One Amish man, interviewed in his home with his wife, pointed to the Lord's Prayer to explain the reciprocal nature of the act. "If we can't forgive, then we can't be forgiven," he told the authors.

Kraybill, the married father of two adult children, said he was deeply moved when interviewing the parents of the slain girls.

"A lot of the media reports early on depicted the Amish as being very stoic, but I saw very deep sorrow and a lot of grief," he said. "Both men and women openly talked about crying and crying for days afterward."

The families drew comfort from a belief in yielding to God's will, described by the German word Gelassenheit or "submission," according to the book. Gelassenheit extends to all aspects of Amish life - from practical matters of modest dress and behavior to overarching spiritual questions.

As one woman quoted in the book explained, "We don't pray for rain. We wait for rain, and when it comes, we thank God for it."

In the aftermath of the shooting, some writers criticized the Amish for their passivity.
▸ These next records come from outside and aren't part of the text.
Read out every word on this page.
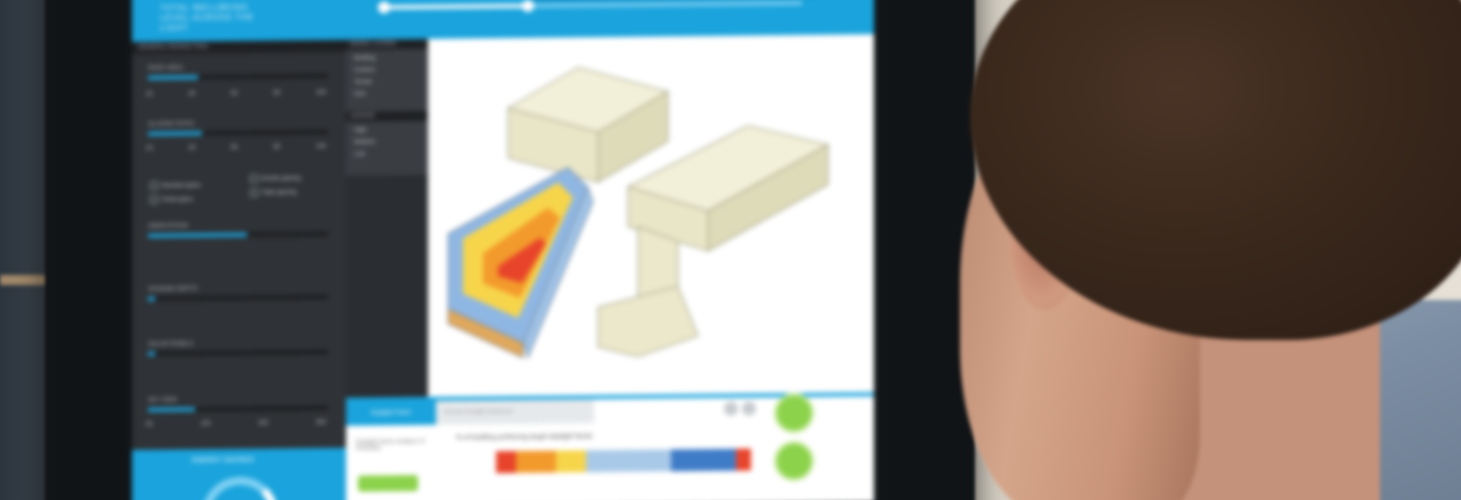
TOTAL WELLBEING LEVEL ACROSS THE LIGHT
GENERAL DESIGN TOOL
ROOF AREA
20	40	60	80	100
GLAZING RATIO
20	40	60	80	100
Standard glass
Tinted glass
Double glazing
Triple glazing
ORIENTATION
SHADING DEPTH
SOLAR PANELS
SKY VIEW
50	100	200	500
ENERGY SAVINGS
MODEL LAYERS
Building
Context
Terrain
Grid
LEGEND
High
Medium
Low
Daylight Factor	Annual Sunlight Exposure
Daylight factor analysis of floorplate
% of building achieving target daylight factor
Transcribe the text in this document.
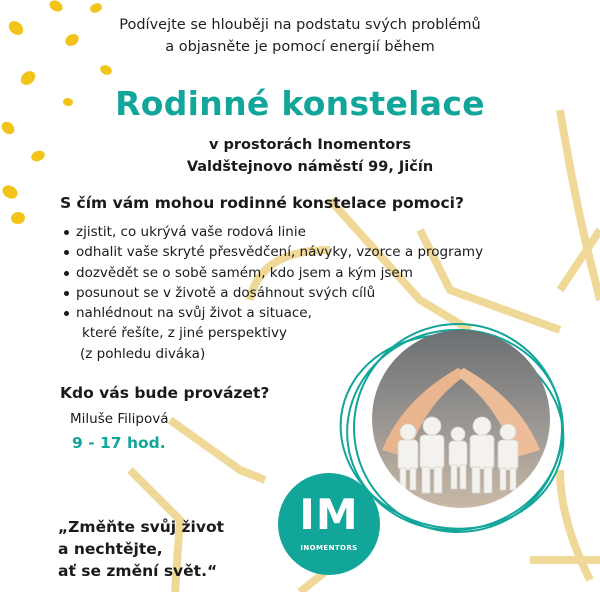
Podívejte se hlouběji na podstatu svých problémů
a objasněte je pomocí energií během
Rodinné konstelace
v prostorách Inomentors
Valdštejnovo náměstí 99, Jičín
S čím vám mohou rodinné konstelace pomoci?
zjistit, co ukrývá vaše rodová linie
odhalit vaše skryté přesvědčení, návyky, vzorce a programy
dozvědět se o sobě samém, kdo jsem a kým jsem
posunout se v životě a dosáhnout svých cílů
nahlédnout na svůj život a situace,
které řešíte, z jiné perspektivy
(z pohledu diváka)
Kdo vás bude provázet?
Miluše Filipová
9 - 17 hod.
IM
INOMENTORS
„Změňte svůj život
a nechtějte,
ať se změní svět.“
In an op-ed article published in the Boston Globe and excerpted in the book, Jeff Jacoby asked, "How many of us would really want to live in a society in which no one gets angry when children are slaughtered?"

But for the Amish, letting go of anger and embracing forgiveness is not only in accordance with their view of God's will, but is also key to healing. "Anger helps no one and simply makes the bearer feel worse," one father of a slain girl told the authors.

Yet the families interviewed in the book acknowledged that forgiveness was not a discrete act, but an ongoing effort to seek peace. As one Amish woman said: "Forgiveness is something that's easier said than done. We know we're supposed to do it. ... But when we're tested and tried it's not always easy. ... "

Kraybill, whose upcoming projects include an overview of Lancaster County's nearly 400 Amish communities, said that many Amish were grateful to talk with him about forgiveness.

One couple, friends of a family that had a lost a daughter, thanked him after an interview, he said.

"They said, 'At the end, we learned more about ourselves and our beliefs about forgiveness tonight than we knew before,'" he said. "Forgiveness is so woven into the fabric of their culture that they take it for granted."